In [55]:
import numpy as np
import util
from SoftmaxRegression import SoftmaxRegression

## 1. Data Loading 

In [56]:
classification_train_data = util.load_data("./data/classification_train_data.pkl")
classification_train_label = util.load_data("./data/classification_train_label.pkl")
classification_test_data = util.load_data("./data/classification_test_data.pkl")

## 2. Data Exploration

In [57]:
print("Classification Train Data Shape:", classification_train_data.shape)
print("Classification Train Label Shape:", classification_train_label.shape)
print("Classification Test Data Shape:", classification_test_data.shape)

Classification Train Data Shape: (49976, 257)
Classification Train Label Shape: (49976, 2)
Classification Test Data Shape: (9997, 257)


## 3. Data Preprocessing

In [58]:
# remove index column
train_data_index = classification_train_data[:, 0]
train_label_index = classification_train_label[:, 0]
test_data_index = classification_test_data[:, 0]
classification_train_data = classification_train_data[:, 1:]
classification_train_label = classification_train_label[:, 1:].reshape(-1)
classification_test_data = classification_test_data[:, 1:]

In [59]:
classification_train_data.shape, classification_train_label.shape, classification_test_data.shape

((49976, 256), (49976,), (9997, 256))

In [60]:
train_data_index.shape, train_label_index.shape, test_data_index.shape

((49976,), (49976,), (9997,))

In [61]:
# normalization

# calculate the mean and standard deviation of each column
mean = np.mean(classification_train_data, axis=0)
std_dev = np.std(classification_train_data, axis=0)

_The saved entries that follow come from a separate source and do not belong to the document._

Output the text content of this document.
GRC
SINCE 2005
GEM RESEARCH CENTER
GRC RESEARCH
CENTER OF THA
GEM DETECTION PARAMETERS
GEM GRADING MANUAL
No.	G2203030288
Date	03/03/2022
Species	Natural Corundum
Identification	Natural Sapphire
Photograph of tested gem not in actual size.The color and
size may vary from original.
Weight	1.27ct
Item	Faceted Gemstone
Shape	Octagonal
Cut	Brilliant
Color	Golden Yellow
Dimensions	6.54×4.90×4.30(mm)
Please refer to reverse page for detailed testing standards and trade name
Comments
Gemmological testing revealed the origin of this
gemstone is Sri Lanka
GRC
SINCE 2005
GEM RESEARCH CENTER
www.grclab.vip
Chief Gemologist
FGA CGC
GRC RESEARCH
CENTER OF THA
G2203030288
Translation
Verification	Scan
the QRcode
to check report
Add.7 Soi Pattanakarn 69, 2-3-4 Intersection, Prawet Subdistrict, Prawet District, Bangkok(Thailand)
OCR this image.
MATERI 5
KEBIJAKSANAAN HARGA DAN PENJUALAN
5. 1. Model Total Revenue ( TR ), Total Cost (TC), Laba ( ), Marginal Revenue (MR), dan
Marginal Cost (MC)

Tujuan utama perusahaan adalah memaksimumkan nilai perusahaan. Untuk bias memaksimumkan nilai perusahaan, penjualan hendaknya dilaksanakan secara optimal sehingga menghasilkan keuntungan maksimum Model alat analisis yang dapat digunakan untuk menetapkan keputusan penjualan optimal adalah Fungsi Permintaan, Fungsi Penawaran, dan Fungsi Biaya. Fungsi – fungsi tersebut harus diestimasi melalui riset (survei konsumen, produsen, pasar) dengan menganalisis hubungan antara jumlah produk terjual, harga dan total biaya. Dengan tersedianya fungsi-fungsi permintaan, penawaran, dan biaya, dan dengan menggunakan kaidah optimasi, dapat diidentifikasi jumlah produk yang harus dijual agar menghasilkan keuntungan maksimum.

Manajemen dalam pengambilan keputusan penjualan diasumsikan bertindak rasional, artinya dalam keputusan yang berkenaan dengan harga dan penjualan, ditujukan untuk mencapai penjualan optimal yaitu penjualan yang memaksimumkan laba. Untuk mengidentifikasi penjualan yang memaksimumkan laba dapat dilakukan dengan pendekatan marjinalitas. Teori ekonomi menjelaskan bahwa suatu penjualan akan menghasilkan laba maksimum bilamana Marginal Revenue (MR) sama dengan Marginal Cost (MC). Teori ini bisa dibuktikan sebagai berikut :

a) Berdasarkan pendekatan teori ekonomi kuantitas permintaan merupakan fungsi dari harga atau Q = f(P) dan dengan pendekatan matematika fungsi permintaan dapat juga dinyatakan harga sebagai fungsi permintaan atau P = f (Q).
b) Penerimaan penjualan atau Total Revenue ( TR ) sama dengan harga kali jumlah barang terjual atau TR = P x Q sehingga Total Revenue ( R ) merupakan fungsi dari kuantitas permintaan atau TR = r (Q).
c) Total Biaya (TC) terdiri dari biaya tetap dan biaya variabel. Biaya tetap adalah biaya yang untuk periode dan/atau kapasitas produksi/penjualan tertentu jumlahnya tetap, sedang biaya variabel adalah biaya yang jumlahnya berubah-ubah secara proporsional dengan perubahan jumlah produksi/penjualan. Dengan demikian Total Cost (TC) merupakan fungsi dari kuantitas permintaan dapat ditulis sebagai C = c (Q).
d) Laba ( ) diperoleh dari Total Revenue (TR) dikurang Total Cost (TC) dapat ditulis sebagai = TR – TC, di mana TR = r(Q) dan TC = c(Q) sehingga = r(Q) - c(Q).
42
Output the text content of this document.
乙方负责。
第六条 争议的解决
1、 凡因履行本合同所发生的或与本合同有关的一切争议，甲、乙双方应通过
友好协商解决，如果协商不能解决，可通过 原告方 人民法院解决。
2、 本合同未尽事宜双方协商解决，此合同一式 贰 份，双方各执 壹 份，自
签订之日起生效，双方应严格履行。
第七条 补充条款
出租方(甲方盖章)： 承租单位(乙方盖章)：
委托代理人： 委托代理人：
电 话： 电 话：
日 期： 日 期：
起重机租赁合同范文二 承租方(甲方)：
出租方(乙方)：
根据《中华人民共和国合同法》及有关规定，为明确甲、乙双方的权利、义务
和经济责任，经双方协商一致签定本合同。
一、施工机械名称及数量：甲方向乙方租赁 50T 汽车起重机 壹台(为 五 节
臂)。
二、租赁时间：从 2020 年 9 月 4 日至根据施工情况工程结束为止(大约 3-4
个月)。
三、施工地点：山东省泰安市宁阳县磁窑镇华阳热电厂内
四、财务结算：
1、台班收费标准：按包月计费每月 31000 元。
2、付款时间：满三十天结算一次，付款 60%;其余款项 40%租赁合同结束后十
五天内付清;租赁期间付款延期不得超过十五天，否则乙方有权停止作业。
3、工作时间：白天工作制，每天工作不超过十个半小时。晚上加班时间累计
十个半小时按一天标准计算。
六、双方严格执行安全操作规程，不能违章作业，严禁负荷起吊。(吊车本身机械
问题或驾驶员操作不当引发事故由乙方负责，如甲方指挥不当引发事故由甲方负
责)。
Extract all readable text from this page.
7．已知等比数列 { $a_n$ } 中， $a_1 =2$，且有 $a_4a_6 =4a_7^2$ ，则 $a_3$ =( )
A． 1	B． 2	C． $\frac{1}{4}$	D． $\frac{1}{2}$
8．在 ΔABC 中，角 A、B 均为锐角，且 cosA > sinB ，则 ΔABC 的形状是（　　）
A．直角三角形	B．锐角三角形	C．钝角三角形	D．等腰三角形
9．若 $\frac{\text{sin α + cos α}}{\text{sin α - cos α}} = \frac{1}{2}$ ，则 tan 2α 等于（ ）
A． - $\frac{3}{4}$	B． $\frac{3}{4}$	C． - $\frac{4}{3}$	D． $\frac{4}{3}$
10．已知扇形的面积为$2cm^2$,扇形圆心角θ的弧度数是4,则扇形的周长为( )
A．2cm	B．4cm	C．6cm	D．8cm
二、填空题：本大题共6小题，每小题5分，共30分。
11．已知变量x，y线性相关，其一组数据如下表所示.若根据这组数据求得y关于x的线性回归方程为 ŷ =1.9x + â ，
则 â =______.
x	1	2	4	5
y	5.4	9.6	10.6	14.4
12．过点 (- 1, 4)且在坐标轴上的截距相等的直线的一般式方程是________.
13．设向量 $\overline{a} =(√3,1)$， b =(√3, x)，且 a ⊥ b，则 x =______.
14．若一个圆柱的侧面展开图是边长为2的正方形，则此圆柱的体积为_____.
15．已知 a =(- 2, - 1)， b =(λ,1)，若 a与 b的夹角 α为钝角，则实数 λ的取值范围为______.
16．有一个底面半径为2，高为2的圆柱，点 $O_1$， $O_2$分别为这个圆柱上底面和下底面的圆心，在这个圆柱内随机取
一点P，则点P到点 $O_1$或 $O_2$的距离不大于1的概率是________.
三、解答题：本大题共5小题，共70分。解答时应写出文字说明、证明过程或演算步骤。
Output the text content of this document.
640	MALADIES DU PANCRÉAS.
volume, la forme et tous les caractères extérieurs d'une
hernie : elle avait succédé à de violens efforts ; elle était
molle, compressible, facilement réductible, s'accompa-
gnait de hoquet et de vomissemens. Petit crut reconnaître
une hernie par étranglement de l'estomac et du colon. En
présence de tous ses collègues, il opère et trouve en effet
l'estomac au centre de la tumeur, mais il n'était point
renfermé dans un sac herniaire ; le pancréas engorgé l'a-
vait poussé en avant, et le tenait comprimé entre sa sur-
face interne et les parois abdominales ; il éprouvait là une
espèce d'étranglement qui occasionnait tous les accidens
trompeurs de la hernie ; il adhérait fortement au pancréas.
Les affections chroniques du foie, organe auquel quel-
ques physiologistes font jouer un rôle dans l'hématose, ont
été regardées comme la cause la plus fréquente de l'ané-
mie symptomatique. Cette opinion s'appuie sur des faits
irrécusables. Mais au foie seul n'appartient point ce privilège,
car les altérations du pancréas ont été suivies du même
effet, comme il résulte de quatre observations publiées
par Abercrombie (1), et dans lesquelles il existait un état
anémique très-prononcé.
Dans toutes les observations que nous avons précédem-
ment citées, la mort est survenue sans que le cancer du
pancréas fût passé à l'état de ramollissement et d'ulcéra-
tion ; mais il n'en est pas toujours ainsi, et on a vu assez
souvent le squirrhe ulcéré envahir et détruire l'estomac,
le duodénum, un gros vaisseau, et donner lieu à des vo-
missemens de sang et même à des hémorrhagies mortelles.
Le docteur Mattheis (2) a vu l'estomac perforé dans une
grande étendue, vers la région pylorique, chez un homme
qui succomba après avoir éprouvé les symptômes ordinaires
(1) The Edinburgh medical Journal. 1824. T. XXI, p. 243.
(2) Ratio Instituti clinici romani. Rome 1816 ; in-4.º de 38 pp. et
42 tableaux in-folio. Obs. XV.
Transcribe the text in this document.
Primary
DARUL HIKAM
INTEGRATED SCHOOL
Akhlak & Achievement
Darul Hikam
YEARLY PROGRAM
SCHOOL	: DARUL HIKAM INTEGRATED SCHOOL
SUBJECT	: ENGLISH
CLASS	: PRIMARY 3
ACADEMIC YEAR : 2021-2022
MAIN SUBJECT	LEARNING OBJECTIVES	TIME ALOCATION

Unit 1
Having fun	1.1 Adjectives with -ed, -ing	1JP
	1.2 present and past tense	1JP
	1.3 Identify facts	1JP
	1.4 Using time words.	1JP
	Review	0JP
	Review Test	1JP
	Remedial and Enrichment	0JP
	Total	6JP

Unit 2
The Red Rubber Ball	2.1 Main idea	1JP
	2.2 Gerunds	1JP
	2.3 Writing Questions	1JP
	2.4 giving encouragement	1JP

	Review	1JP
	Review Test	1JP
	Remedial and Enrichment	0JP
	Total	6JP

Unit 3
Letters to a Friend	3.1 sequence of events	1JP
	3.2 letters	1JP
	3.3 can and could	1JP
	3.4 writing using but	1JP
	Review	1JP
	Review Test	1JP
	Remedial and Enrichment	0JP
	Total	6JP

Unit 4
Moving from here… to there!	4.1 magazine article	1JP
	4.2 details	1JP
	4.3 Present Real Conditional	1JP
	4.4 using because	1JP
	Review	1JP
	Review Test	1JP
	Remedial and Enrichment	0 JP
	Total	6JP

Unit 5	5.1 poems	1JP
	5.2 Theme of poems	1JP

# Z-Score normalizes each column
classification_train_data = (classification_train_data - mean) / std_dev
classification_test_data = (classification_test_data - mean) / std_dev

In [62]:
# label one-hot encoding
num_classes = 10
classification_train_label = np.eye(num_classes)[classification_train_label]
print("train label shape:", classification_train_label.shape)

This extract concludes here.